Trump has offered public praise of Vladimir Putin even as he faced a federal investigation over his campaign’s ties to the Russian government. Despite the general tenor of the news media’s reporting on the Mueller Report, these ties very much existed. Mueller did not find sufficient evidence to charge the campaign or anyone in it with being part of a criminal conspiracy, but that is a very high bar to clear, and falling short of it is not the same thing as remaining totally blameless.

But enough about what looks to me like the campaign’s borderline treasonous behavior, we’re talking about Trump’s love of authoritarianism.

During the midst of a pandemic, which is currently claiming hundreds of thousands of American lives, the federal government, at the direction of the President, has shown itself committed to investing a great deal of resources into making a very public show of attempting to quell protests.

Trump was so committed, in fact, that he had police use tear gas to force protestors to leave, so he could be photographed holding a bible at St.
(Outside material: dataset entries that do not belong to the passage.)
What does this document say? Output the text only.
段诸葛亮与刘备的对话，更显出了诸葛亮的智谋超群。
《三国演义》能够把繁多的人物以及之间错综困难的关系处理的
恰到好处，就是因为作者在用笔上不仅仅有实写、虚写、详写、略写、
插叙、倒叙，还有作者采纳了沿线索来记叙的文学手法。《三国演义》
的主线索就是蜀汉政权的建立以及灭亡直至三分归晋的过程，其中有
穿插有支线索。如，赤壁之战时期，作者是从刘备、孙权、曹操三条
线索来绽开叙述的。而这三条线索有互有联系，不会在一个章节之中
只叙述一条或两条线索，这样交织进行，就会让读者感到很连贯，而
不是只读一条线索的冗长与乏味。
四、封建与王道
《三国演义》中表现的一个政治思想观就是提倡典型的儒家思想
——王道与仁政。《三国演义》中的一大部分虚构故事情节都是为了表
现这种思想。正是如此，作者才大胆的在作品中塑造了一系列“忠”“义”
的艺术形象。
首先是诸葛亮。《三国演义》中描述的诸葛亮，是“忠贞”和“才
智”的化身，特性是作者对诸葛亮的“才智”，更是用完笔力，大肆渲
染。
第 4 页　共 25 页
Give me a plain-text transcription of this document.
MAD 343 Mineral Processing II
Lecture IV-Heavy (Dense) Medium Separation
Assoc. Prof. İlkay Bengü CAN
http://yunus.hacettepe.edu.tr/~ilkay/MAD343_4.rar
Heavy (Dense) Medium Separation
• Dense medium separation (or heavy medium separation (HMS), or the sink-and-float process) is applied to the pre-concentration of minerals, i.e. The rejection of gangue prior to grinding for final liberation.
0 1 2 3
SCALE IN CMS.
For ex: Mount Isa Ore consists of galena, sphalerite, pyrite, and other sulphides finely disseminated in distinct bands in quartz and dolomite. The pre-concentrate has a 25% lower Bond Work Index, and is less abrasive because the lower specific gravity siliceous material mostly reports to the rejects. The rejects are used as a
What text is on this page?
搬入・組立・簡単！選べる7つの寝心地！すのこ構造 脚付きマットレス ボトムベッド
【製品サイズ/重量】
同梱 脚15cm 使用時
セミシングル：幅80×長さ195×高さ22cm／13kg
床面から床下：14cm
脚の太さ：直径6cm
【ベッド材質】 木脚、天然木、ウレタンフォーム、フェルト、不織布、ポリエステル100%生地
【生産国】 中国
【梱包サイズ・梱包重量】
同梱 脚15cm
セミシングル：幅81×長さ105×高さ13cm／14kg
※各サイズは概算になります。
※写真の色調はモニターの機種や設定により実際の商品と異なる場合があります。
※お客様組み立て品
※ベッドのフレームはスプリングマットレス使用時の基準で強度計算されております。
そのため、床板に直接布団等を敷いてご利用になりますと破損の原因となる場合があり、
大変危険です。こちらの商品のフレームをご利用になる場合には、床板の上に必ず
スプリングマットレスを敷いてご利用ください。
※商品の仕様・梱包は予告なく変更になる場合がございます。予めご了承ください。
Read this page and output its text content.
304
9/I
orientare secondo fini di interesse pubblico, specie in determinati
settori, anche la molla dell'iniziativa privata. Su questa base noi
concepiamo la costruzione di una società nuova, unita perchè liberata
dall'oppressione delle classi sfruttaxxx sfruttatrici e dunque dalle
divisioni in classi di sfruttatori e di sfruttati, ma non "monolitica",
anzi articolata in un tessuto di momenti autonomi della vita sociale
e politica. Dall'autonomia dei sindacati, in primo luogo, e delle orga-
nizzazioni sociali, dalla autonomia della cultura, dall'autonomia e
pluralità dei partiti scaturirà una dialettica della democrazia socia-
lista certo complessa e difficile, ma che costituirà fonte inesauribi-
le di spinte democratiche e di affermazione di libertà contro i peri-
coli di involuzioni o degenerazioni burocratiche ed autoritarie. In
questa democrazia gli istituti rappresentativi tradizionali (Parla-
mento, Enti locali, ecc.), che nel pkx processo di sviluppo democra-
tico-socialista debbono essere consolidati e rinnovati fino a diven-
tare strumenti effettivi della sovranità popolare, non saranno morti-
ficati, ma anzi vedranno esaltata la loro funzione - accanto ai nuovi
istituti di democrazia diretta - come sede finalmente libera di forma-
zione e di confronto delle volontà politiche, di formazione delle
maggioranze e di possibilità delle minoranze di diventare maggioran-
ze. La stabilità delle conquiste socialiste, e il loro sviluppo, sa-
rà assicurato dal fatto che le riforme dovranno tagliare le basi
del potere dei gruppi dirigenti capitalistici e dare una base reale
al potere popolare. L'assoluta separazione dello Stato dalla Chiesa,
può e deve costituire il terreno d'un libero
John’s. Just before this, he delivered a speech in which he threatened to use the United States military to suppress protests across the country, the very idea of which made many current and former military officers deeply uncomfortable, and for good reason.

Under very limited conditions, the military can and has been used to augment local law enforcement efforts, but it is a measure of desperation taken at great risk to American democracy. The separation between military and police forces is almost as fundamental to the American political system as the separation between Church and State.

The military exists to protect the country from foreign threats, whereas the police force exists to safeguard the safety and rights of the people. To remove that distinction is to identify Americans exercising their right to protest as threats to the very democratic system in which they are participating.

This is the real danger posed by the administration’s actions in Oakland and Portland, and whatever the court decides, a line has already been crossed.